Lewiston Auburn Metropolitan Chamber Supports Merger of Twin Cities

Following a day-long retreat on September 22nd, the board of the Lewiston Auburn Metropolitan Chamber of Commerce voted to support the merger of Lewiston and Auburn.  “The decision to take a position followed several months of conversation at the board level,” said Beckie Conrad, Chamber president, “and took into account a survey of the membership earlier this summer about the merger that found 63% in favor of combining the cities and 15% undecided.”  She continued, “The board’s vote followed a morning of discussion reviewing the Chamber’s mission, its current initiatives and how those initiatives support the two key results we heard from our business climate survey where owners and directors of our member businesses and organizations were asked for the most important issues facing them today.  Overwhelmingly, the business climate survey showed that the barriers to an even stronger local economy are workforce development and local image and that the Chamber has a role to play in both areas.”
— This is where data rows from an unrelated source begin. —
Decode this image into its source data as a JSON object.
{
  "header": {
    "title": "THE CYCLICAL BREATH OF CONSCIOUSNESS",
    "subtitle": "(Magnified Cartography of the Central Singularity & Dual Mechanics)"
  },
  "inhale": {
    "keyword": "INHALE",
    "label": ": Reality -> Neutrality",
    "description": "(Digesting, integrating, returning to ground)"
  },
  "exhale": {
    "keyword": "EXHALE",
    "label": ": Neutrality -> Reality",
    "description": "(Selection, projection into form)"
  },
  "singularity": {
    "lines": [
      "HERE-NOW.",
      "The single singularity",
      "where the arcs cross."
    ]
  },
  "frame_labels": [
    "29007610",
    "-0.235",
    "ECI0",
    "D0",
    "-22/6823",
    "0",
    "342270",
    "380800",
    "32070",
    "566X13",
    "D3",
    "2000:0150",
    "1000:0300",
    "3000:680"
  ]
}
The retreat was designed to define the Chamber’s leadership role in the Lewiston Auburn metropolitan region and decide if member priorities and the Chamber’s mission were being met.  Given the number of members who cited a workforce deficit and fostering a more positive image as pressing needs, the merger was slated as a separate topic in the afternoon to consider how combining the two cities might have an impact on these issues.  Board Chair, Robin Robbins commented, “As part of being a leader in the community we must be innovative as well as recognizing and supporting opportunities that move our region forward.”

Prior to considering the merger, the board looked at new ways to serve and promote the Lewiston Auburn metro region by transitioning from membership to “investment” in Chamber priorities that will benefit new strategies of regional economic development and tourism, both designed to make the area a more desirable place to live, work and visit. Conrad said that the conversation was thoughtful and difficult at times and that getting to the core of the Chamber’s work to best support both the membership and the larger community brought up many questions about the role of a Chamber of Commerce. She shared research on Chambers in other communities where economic development, tourism and image campaigns were key priorities to drive change.

Following the morning presentations and discussions, the board then addressed the Chamber’s leadership role as the largest organization in the area that encompasses businesses, nonprofit organizations and government agencies. Of the more than 1050 members, 89% are from the for-profit sector, 10% from the not-for-profit sector and 1% from government. “We all agreed,” Conrad said, “that Lewiston and Auburn are one economy. Business does not stop on the bridges and in all actuality our greatest strength is that the community functions as a large regional economic engine for Central Maine.”

“Ultimately,” Conrad continued, “that was the basis for the board’s decision to support the merger.  If we function as one economy, what naturally follows?  Do we currently have a consistent, coordinated and unified long term approach to preK-16 education, workforce development, urban housing, planning, and public investment to grow our economy and encourage private investment, both local and from outside investors?  We all acknowledged that meeting those priorities is possible—as it has been for years—if we keep trying as two cities but that if we merge, a unified approach will be required. Fundamentally, I believe the board considered the issue as they would for their own business or organization. When an opportunity to be stronger is presented, the risks and rewards are weighed and a decision to move forward occurs.”

Prior to the vote, many board members spoke passionately that the merger was the right move, and in response for her to share her own opinion, Conrad said, “I’ve lived here 39 years, owned two businesses, worked in higher education and volunteered for numerous social service, arts and civic organizations tasked with joint projects. But no matter how hard each of us has worked, and no matter how committed we are to change, the fact is we have not made the progress we want on poverty, graduation rates, our image—all things that have an influence on business. So as president of the Chamber, I believe we need a catalyst beyond staying the cooperative but separate course and hoping we’ll pick up the pace. The merger is the opportunity to drive us. To engage all of the good hearts and minds on both sides of the river to work together across the next decade to realize Lewiston-Auburn’s unique attributes as Maine’s best place to live, work and play.”

Robin Robbins added, “The board recognizes that a merger of the twin cities is the first step toward a stronger future. It will require engagement from businesses, organizations, civic leaders and residents all working in unison to develop a more vibrant Central Maine economy. The LA Metro Chamber is prepared to be a leader in ensuring that one merged community will be successful.”